Some bioethicists link the beginnings of our field to the Nazi Medical experiments and the Nuremberg Trial (Annas). Whether this is the beginning of bioethics is debatable, but without a doubt, research ethics has been a central topic in the field. In fact, the very first federal bioethics commission laid out the principles of research ethics in the Belmont Report. Later, the President’s Commission for the Study of Ethical Problems in Medicine and Biomedical and Behavioral Research recommended to the President and Congress that a uniform framework and set of regulations should govern human subjects research. This effort reached fruition under The Federal Policy for the Protection of Human Subjects or the “Common Rule” that was issued in 1991. Since then, there have been no major changes to the regulations – until now. After a five-year process and thousands of comments, the new “final rule” was released on January 19th, 2017. The July 2017 issue of the American Journal of Bioethics addresses these changes. In addition to our usual open peer commentaries, we are posting a number of blog posts written in response to the AJOB target article.

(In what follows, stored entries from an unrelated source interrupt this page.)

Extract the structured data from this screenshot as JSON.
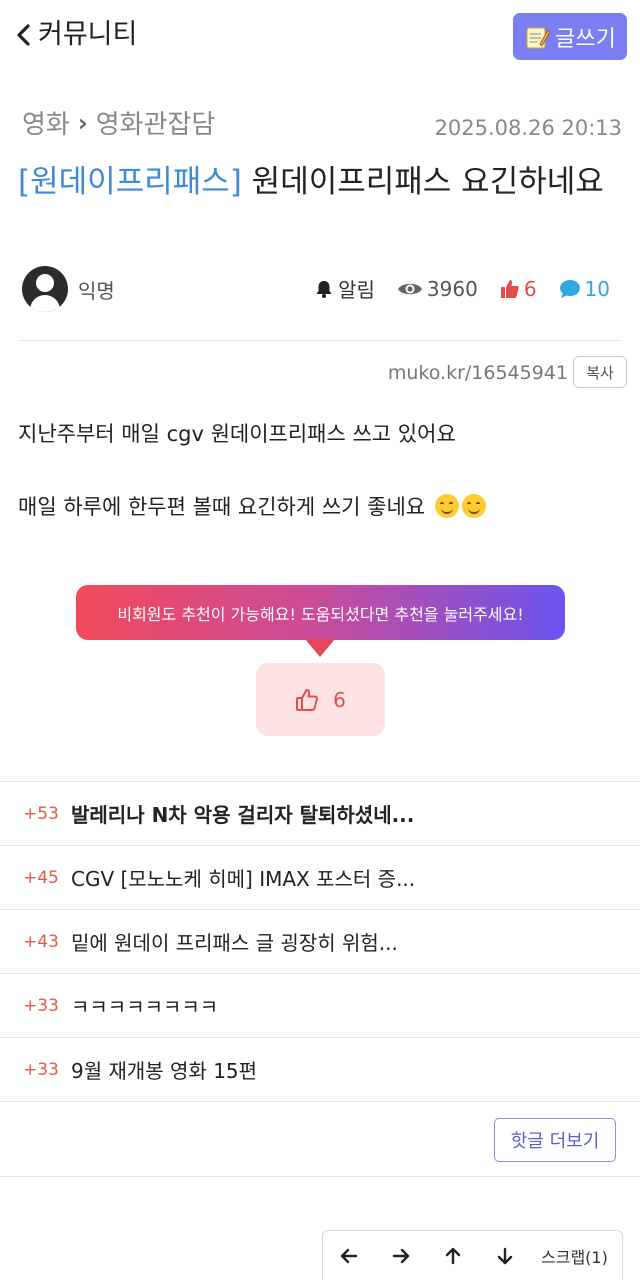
{
  "header": {
    "back_label": "커뮤니티",
    "write_label": "글쓰기"
  },
  "breadcrumb": {
    "category": "영화",
    "board": "영화관잡담"
  },
  "post": {
    "date": "2025.08.26 20:13",
    "title_tag": "[원데이프리패스]",
    "title_text": " 원데이프리패스 요긴하네요",
    "author": "익명",
    "alarm_label": "알림",
    "views": "3960",
    "likes": "6",
    "comments": "10",
    "url": "muko.kr/16545941",
    "copy_label": "복사",
    "body_line1": "지난주부터 매일 cgv 원데이프리패스 쓰고 있어요",
    "body_line2": "매일 하루에 한두편 볼때 요긴하게 쓰기 좋네요"
  },
  "recommend": {
    "tooltip": "비회원도 추천이 가능해요! 도움되셨다면 추천을 눌러주세요!",
    "count": "6"
  },
  "hot_posts": [
    {
      "score": "+53",
      "title": "발레리나 N차 악용 걸리자 탈퇴하셨네..."
    },
    {
      "score": "+45",
      "title": "CGV [모노노케 히메] IMAX 포스터 증..."
    },
    {
      "score": "+43",
      "title": "밑에 원데이 프리패스 글 굉장히 위험..."
    },
    {
      "score": "+33",
      "title": "ㅋㅋㅋㅋㅋㅋㅋㅋ"
    },
    {
      "score": "+33",
      "title": "9월 재개봉 영화 15편"
    }
  ],
  "hot_more_label": "핫글 더보기",
  "bottom_nav": {
    "scrap_label": "스크랩(1)"
  },
  "colors": {
    "accent": "#7b7ef0",
    "tag_blue": "#3d8ad8",
    "like_red": "#e64c4c",
    "comment_blue": "#2fa7e0"
  }
}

by Danish Zaidi, MTS, MBE and Spencer Hey, Ph.D.
According to Friesen et al., the Belmont Report (hereafter “Belmont”) is in need of a “tune-up” or “overhaul.”1 On their view, Belmont fails to acknowledge harms to communities, inadequately accommodates the need for transparency in research, overemphasizes protectionism, and implies a deductive relationship between its principles and their applications that is too narrow.
However, the force of Friesen et al.’s argument depends on a particular interpretation of Belmont’s function within the research enterprise. If Belmont is supposed to function as an exhaustive account of the principles and concepts that govern the ethics of research, then the flaws outlined in Friesen et al.’s article are indeed problematic. However, if Belmont is interpreted as a “living document,” which articulates a small subset of the principles necessary for ethical research, then an “overhaul” is not necessarily the appropriate course of action in response to the document’s shortcomings. Instead, the prudent course may be to supplement and extend Belmont toward new documents, arguments, principles, and concepts as are needed to meet the challenges facing the current biomedical research enterprise.
There are at least two reasons to favor the “living document” interpretation. First, Belmont does not present a means to weigh its three principles – respect for persons, beneficence, and justice – against one another. The responsibility of balancing the principles against one other and determining how they should be applied in the case of particular research protocols instead falls to the institutional review boards (IRBs). IRBs have thus interpreted Belmont in the years since it was drafted in such a way that it can be applied to new questions in research ethics. This is similar to how federal judges interpret the U. S. Constitution in light of conditions that could not reasonably have been foreseen by its authors.
Second, it is impractical to develop a document that could exhaust all areas of research ethics, as the area of biomedical research is constantly expanding and raising new issues. Anticipating this challenge, the authors of Belmont intended for it to be a compass to guide researchers by way of prima facie ethical principles. Indeed, Belmont acknowledges this early on, when it states that “[b]roader ethical principles will provide a basis on which specific rules may be formulated, criticized, and interpreted.” In other words, Belmont’s authors deliberately wrote the document in such a way that it allowed room for further development and reapplication. It served as an introduction to principles of research ethics, not as an exhaustive guideline that could stand on its own. This is similar to the concept of a “living document,” as outlined by Thurgood Marshall: A text that that is constantly updated, reinterpreted, and expanded based on pragmatism and changing contexts.
We therefore find that Belmont is best understood as a living document. It is a valuable primer on principles that should be considered in research ethics. But it is neither exhaustive nor inflexible. Thus, we think it is important to moderate the critique of Friesen and colleagues. We agree with them that a Belmont Report, understood as a static set of principles to which all challenges in research ethics must relate, will indeed come up short. Belmont is not particularly well equipped to guide us on transparency, cultural humility, and protectionism. However, a “living document” understanding would find that the Belmont serves simply as a prolegomena – an introductory framework for research ethics that demands constant expansion and reinterpretation to suit the needs of changing contexts in the area of biomedical research.